The difference in a situation with male depression as opposed to other diseases is that the frustration and stress isn’t going to come in the traditional way. You won’t be stretched thin providing medical assistance to him or running back and forth from a hospital. But, rather the emotional connection you have with your partner will be taxed. Because of the nature of depression he won’t be as connected or invested in your relationship as he was when he was healthy. He might become more combative or more withdrawn, depending on how the depression affects him. Don’t get pulled into this or take it personally. Do what you need to do to stay healthy. Connect with friends, exercise, or shop – you have an identity outside of your relationship.

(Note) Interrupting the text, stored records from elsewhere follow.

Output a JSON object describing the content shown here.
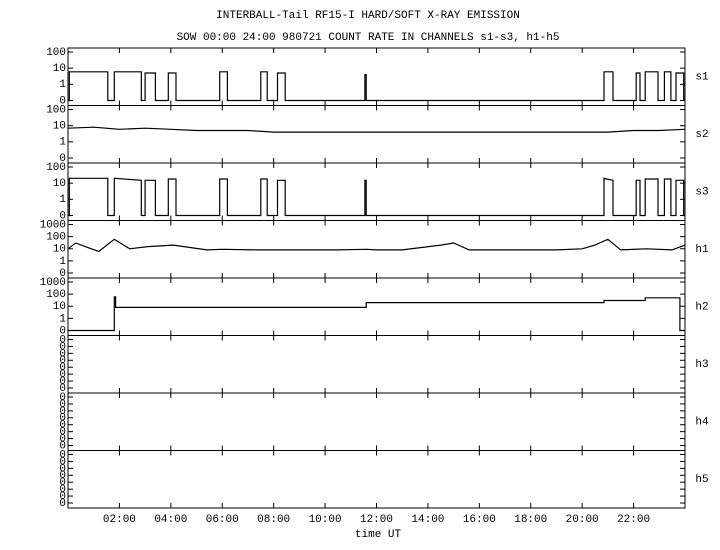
{
  "title": "INTERBALL-Tail RF15-I HARD/SOFT X-RAY EMISSION",
  "subtitle": "SOW 00:00 24:00 980721  COUNT RATE IN CHANNELS s1-s3, h1-h5",
  "time_axis": {
    "xlabel": "time UT",
    "xlim": [
      0,
      24
    ],
    "xticks": [
      {
        "value": 2,
        "label": "02:00"
      },
      {
        "value": 4,
        "label": "04:00"
      },
      {
        "value": 6,
        "label": "06:00"
      },
      {
        "value": 8,
        "label": "08:00"
      },
      {
        "value": 10,
        "label": "10:00"
      },
      {
        "value": 12,
        "label": "12:00"
      },
      {
        "value": 14,
        "label": "14:00"
      },
      {
        "value": 16,
        "label": "16:00"
      },
      {
        "value": 18,
        "label": "18:00"
      },
      {
        "value": 20,
        "label": "20:00"
      },
      {
        "value": 22,
        "label": "22:00"
      }
    ]
  },
  "chart_data": [
    {
      "type": "line",
      "panel_label": "s1",
      "log_scale": true,
      "color": "#000000",
      "ylim": [
        0.1,
        100
      ],
      "yticks": [
        100,
        10,
        1,
        {
          "value": 0.1,
          "label": "0"
        }
      ],
      "x": [
        0,
        0.05,
        0.05,
        1.55,
        1.55,
        1.8,
        1.8,
        2.85,
        2.85,
        3.0,
        3.0,
        3.4,
        3.4,
        3.9,
        3.9,
        4.2,
        4.2,
        5.9,
        5.9,
        6.2,
        6.2,
        7.5,
        7.5,
        7.75,
        7.75,
        8.15,
        8.15,
        8.45,
        8.45,
        11.55,
        11.55,
        11.6,
        11.6,
        20.85,
        20.85,
        21.2,
        21.2,
        22.1,
        22.1,
        22.25,
        22.25,
        22.45,
        22.45,
        22.95,
        22.95,
        23.2,
        23.2,
        23.45,
        23.45,
        23.65,
        23.65,
        23.95,
        23.95,
        24
      ],
      "values": [
        0.1,
        0.1,
        6,
        6,
        0.1,
        0.1,
        6,
        6,
        0.1,
        0.1,
        5,
        5,
        0.1,
        0.1,
        5,
        5,
        0.1,
        0.1,
        6,
        6,
        0.1,
        0.1,
        6,
        6,
        0.1,
        0.1,
        5,
        5,
        0.1,
        0.1,
        4,
        4,
        0.1,
        0.1,
        6,
        6,
        0.1,
        0.1,
        5,
        5,
        0.1,
        0.1,
        6,
        6,
        0.1,
        0.1,
        6,
        6,
        0.1,
        0.1,
        5,
        5,
        0.1,
        0.1
      ]
    },
    {
      "type": "line",
      "panel_label": "s2",
      "log_scale": true,
      "color": "#000000",
      "ylim": [
        0.1,
        100
      ],
      "yticks": [
        100,
        10,
        1,
        {
          "value": 0.1,
          "label": "0"
        }
      ],
      "x": [
        0,
        1,
        2,
        3,
        4,
        5,
        6,
        7,
        8,
        9,
        10,
        11,
        12,
        13,
        14,
        15,
        16,
        17,
        18,
        19,
        20,
        21,
        22,
        23,
        24
      ],
      "values": [
        7,
        8,
        6,
        7,
        6,
        5,
        5,
        5,
        4,
        4,
        4,
        4,
        4,
        4,
        4,
        4,
        4,
        4,
        4,
        4,
        4,
        4,
        5,
        5,
        6
      ]
    },
    {
      "type": "line",
      "panel_label": "s3",
      "log_scale": true,
      "color": "#000000",
      "ylim": [
        0.1,
        100
      ],
      "yticks": [
        100,
        10,
        1,
        {
          "value": 0.1,
          "label": "0"
        }
      ],
      "x": [
        0,
        0.05,
        0.05,
        1.55,
        1.55,
        1.8,
        1.8,
        2.85,
        2.85,
        3.0,
        3.0,
        3.4,
        3.4,
        3.9,
        3.9,
        4.2,
        4.2,
        5.9,
        5.9,
        6.2,
        6.2,
        7.5,
        7.5,
        7.75,
        7.75,
        8.15,
        8.15,
        8.45,
        8.45,
        11.55,
        11.55,
        11.6,
        11.6,
        20.85,
        20.85,
        21.2,
        21.2,
        22.1,
        22.1,
        22.25,
        22.25,
        22.45,
        22.45,
        22.95,
        22.95,
        23.2,
        23.2,
        23.45,
        23.45,
        23.65,
        23.65,
        23.95,
        23.95,
        24
      ],
      "values": [
        0.1,
        0.1,
        20,
        20,
        0.1,
        0.1,
        20,
        15,
        0.1,
        0.1,
        15,
        15,
        0.1,
        0.1,
        18,
        18,
        0.1,
        0.1,
        18,
        18,
        0.1,
        0.1,
        18,
        18,
        0.1,
        0.1,
        15,
        15,
        0.1,
        0.1,
        15,
        15,
        0.1,
        0.1,
        20,
        15,
        0.1,
        0.1,
        15,
        15,
        0.1,
        0.1,
        18,
        18,
        0.1,
        0.1,
        18,
        18,
        0.1,
        0.1,
        15,
        15,
        0.1,
        0.1
      ]
    },
    {
      "type": "line",
      "panel_label": "h1",
      "log_scale": true,
      "color": "#000000",
      "ylim": [
        0.1,
        1000
      ],
      "yticks": [
        1000,
        100,
        10,
        1,
        {
          "value": 0.1,
          "label": "0"
        }
      ],
      "x": [
        0,
        0.3,
        0.8,
        1.2,
        1.8,
        2.4,
        3.1,
        4.1,
        5.4,
        6.0,
        7.4,
        9.0,
        10.5,
        11.6,
        12.0,
        13.0,
        14.5,
        15.0,
        15.6,
        17.0,
        19.0,
        20.0,
        20.5,
        21.0,
        21.5,
        22.5,
        23.5,
        24
      ],
      "values": [
        10,
        30,
        12,
        6,
        60,
        10,
        15,
        20,
        8,
        9,
        8,
        8,
        8,
        9,
        8,
        8,
        20,
        30,
        8,
        8,
        8,
        10,
        20,
        60,
        8,
        10,
        8,
        20
      ]
    },
    {
      "type": "line",
      "panel_label": "h2",
      "log_scale": true,
      "color": "#000000",
      "ylim": [
        0.1,
        1000
      ],
      "yticks": [
        1000,
        100,
        10,
        1,
        {
          "value": 0.1,
          "label": "0"
        }
      ],
      "x": [
        0,
        1.8,
        1.8,
        1.85,
        1.85,
        11.6,
        11.6,
        20.85,
        20.85,
        22.45,
        22.45,
        23.8,
        23.8,
        24
      ],
      "values": [
        0.1,
        0.1,
        60,
        60,
        8,
        8,
        20,
        20,
        30,
        30,
        50,
        50,
        0.1,
        0.1
      ]
    },
    {
      "type": "empty",
      "panel_label": "h3",
      "ylim": [
        0,
        7
      ],
      "yticks": [
        0,
        {
          "value": 1,
          "label": "0"
        },
        {
          "value": 2,
          "label": "0"
        },
        {
          "value": 3,
          "label": "0"
        },
        {
          "value": 4,
          "label": "0"
        },
        {
          "value": 5,
          "label": "0"
        },
        {
          "value": 6,
          "label": "0"
        },
        {
          "value": 7,
          "label": "0"
        }
      ]
    },
    {
      "type": "empty",
      "panel_label": "h4",
      "ylim": [
        0,
        7
      ],
      "yticks": [
        0,
        {
          "value": 1,
          "label": "0"
        },
        {
          "value": 2,
          "label": "0"
        },
        {
          "value": 3,
          "label": "0"
        },
        {
          "value": 4,
          "label": "0"
        },
        {
          "value": 5,
          "label": "0"
        },
        {
          "value": 6,
          "label": "0"
        },
        {
          "value": 7,
          "label": "0"
        }
      ]
    },
    {
      "type": "empty",
      "panel_label": "h5",
      "ylim": [
        0,
        7
      ],
      "yticks": [
        0,
        {
          "value": 1,
          "label": "0"
        },
        {
          "value": 2,
          "label": "0"
        },
        {
          "value": 3,
          "label": "0"
        },
        {
          "value": 4,
          "label": "0"
        },
        {
          "value": 5,
          "label": "0"
        },
        {
          "value": 6,
          "label": "0"
        },
        {
          "value": 7,
          "label": "0"
        }
      ]
    }
  ]
}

Tip #4 Involve the Professionals
Getting professional medical personnel involved is the most critical step as it is the most effective way to cure the depression. I understand it can be incredibly hard to get a guy to see doctor, for even the most routine of checkups, let alone getting him to see a therapist or psychologist for depression. Here are some ways to make it easier:
- Ask him to do it for you or your family. Tell him it will bring you peace of mind if he sees someone.
- See the right doctor – Ask if you can set up an appointment with your family doctor so they can go over the problem. It will be an easier push for him to see a family doc as oppose to a “shrink.”
- Call ahead – Tell the doctor what his symptoms have been. Your testimony might bring up things your partner could miss or will neglect to share.
Depression is devastating, insidious, it can break up relationships and ruin friendships, but it doesn’t have to. With the right tools and support, it can be beaten. Helping a man who is in the throes of depression is nothing to be laughed at; I applaud you and hope the tips above will be helpful.